A psicóloga Renata Moreira concorda e diz que o ciúme é essencialmente um fenômeno que faz parte da nossa evolução como espécie.
“A grande visão de Darwin nos ajudou a perceber que nossa história é toda baseada numa luta pela sobrevivência, o que envolve uma dinâmica de competição intensa, que pode acontecer entre grupos distintos, como irmãos, colegas e pretendentes sexuais. A partir desse ponto de vista, o ciúme nada mais é do que uma estratégia evolutiva, uma emoção que nos acompanha para nos defender em ambientes e situações hostis”, explica.
Para Moreira, o segredo é descobrir como controlar essa sensação potente e todos os seus efeitos.
“Saber que o nosso ciúme tem uma razão na nossa evolução não justifica a raiva, a suspeita e a retaliação daqueles que estarão envolvidos nessa emoção. A verdade é que podemos, sim, nos motivar pelos temores e ansiedades que nos rodeiam", pondera.
"O importante é encontrarmos uma maneira de utilizarmos o ciúme para que ele seja sempre uma solução benéfica, e não um instrumento de destruição”, sintetiza.
Confira abaixo algumas dicas da psicóloga Renata Borja sobre como lidar com o medo da perda e o ciúme no seu dia a dia:
1 - Identifique as situações e gatilhos que ativam o seu ciúme e se prepare para enfrentá-los de forma mais adaptativa quando eles acontecerem.

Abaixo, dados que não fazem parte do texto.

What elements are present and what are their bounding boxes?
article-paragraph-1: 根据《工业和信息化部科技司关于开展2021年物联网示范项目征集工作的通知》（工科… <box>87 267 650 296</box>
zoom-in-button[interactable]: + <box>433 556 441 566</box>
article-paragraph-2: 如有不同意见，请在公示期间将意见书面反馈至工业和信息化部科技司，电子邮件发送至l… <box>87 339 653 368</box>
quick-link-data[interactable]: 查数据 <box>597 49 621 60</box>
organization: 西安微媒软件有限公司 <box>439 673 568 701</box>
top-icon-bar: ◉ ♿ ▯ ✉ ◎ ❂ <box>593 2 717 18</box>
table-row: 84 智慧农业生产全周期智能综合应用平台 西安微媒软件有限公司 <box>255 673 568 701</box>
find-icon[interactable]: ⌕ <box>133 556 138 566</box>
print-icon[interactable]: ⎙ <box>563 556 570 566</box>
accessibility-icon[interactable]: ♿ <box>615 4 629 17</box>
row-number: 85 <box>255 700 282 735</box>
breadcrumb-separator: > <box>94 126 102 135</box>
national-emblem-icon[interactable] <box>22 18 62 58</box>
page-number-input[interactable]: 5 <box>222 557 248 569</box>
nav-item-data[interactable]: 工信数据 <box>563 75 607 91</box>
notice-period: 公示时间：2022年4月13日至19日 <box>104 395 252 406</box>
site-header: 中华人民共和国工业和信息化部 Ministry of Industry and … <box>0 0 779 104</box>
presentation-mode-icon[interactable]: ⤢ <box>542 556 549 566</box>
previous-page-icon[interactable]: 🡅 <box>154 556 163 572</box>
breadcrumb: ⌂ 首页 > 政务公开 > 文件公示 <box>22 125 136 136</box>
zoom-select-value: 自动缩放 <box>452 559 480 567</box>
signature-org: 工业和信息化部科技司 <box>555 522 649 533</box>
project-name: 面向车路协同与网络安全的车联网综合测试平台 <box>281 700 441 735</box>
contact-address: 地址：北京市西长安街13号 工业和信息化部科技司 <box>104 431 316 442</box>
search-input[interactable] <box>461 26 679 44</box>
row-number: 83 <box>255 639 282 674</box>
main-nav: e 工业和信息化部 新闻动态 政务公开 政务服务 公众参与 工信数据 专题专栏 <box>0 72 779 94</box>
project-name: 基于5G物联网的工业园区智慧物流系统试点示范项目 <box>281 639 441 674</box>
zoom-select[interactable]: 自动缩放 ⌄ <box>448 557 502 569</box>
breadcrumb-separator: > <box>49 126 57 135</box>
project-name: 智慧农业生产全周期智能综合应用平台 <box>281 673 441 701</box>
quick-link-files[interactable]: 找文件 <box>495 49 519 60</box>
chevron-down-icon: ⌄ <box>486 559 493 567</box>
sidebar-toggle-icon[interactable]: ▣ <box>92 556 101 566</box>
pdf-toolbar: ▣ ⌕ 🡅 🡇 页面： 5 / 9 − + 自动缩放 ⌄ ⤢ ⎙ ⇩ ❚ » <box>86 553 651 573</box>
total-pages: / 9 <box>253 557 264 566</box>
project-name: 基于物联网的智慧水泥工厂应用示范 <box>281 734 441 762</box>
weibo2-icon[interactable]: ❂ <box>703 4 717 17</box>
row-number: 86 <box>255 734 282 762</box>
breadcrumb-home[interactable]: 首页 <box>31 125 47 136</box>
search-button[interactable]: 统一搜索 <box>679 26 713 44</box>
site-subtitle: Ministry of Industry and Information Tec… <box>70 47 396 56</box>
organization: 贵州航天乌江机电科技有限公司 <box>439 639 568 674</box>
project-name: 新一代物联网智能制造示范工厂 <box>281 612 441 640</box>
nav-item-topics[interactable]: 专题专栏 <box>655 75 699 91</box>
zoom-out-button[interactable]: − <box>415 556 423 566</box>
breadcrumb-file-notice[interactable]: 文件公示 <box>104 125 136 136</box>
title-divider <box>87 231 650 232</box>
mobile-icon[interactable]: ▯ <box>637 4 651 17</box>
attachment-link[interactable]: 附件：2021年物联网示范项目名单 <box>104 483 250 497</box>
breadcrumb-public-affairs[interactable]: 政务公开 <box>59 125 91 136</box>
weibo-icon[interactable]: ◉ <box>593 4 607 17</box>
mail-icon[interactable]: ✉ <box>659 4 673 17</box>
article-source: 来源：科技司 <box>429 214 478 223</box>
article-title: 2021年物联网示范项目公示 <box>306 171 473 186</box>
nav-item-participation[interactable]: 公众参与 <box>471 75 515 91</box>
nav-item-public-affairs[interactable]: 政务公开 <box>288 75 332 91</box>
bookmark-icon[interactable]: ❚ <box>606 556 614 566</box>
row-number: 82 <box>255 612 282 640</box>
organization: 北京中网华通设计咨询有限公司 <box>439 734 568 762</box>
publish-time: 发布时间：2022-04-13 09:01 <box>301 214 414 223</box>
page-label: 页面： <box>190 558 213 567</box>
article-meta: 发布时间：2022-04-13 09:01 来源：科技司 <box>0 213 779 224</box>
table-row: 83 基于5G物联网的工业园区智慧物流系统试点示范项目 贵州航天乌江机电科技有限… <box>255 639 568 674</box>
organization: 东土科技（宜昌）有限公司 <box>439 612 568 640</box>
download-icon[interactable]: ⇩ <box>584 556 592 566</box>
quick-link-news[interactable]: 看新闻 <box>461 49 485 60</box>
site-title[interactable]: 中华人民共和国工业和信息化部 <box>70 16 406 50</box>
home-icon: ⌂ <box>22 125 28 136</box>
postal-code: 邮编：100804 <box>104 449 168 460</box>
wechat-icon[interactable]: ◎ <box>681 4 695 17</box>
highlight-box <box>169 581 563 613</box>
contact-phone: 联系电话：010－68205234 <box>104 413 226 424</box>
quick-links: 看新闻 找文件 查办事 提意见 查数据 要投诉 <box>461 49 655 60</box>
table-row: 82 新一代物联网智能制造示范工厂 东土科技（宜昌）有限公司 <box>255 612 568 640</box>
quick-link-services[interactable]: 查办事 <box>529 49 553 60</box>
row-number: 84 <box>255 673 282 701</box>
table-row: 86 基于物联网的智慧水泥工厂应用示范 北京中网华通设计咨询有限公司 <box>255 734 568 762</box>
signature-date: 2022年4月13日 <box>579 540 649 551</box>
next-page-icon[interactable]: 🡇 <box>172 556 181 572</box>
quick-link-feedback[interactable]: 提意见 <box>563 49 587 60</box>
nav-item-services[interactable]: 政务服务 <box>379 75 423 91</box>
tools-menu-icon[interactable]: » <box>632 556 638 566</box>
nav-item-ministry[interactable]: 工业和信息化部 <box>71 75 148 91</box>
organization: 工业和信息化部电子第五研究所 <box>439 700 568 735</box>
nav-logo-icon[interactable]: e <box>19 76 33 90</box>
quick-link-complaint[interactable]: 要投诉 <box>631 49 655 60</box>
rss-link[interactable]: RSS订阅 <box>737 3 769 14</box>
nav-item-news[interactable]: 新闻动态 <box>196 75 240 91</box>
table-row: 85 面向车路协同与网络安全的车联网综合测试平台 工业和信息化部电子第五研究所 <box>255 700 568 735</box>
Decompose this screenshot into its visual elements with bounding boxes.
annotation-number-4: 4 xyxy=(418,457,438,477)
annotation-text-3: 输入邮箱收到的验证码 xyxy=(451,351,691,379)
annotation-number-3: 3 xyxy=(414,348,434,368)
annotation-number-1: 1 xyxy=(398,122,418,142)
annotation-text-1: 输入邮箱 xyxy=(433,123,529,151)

2 - Lembre-se de que você pode sentir ciúme e que ciúme é uma emoção natural. Seja autocompassivo. Não brigue com a sua emoção. Acolha a sua emoção, sem cobranças e sem culpa.
3 - Questione a validade do seu pensamento. Não permita que ele destrua seus planos, metas e propósitos. Não é porque você pensa que pode ser traído que isso vai acontecer. E, mesmo que você algum dia venha a ser traído, o seu ciúme não evitará que isso aconteça, pelo contrário, pode até mesmo contribuir para a perda de afeto ou de interesse pelo seu parceiro.
4 - Busque comportar-se de forma construtiva. O ciúme é uma emoção que vem carregada de raiva, mas isso não significa que você tenha que se preocupar, brigar, cobrar, questionar (interrogar), perseguir, espionar, agredir ou controlar ninguém. Lembre-se de que esses comportamentos em geral só contribuirão para que você se afaste da pessoa alvo do seu ciúme. Troque esses comportamentos destrutivos por cuidado, atenção, generosidade, carinho e gentileza.
5 - Viva o seu momento presente da melhor forma que puder. Medite, faça mindfulness ou simplesmente valorize as pequenas coisas do seu cotidiano, como uma caminhada ao ar livre, um sorvete, um pôr do sol e todas as pequenas coisas do seu dia.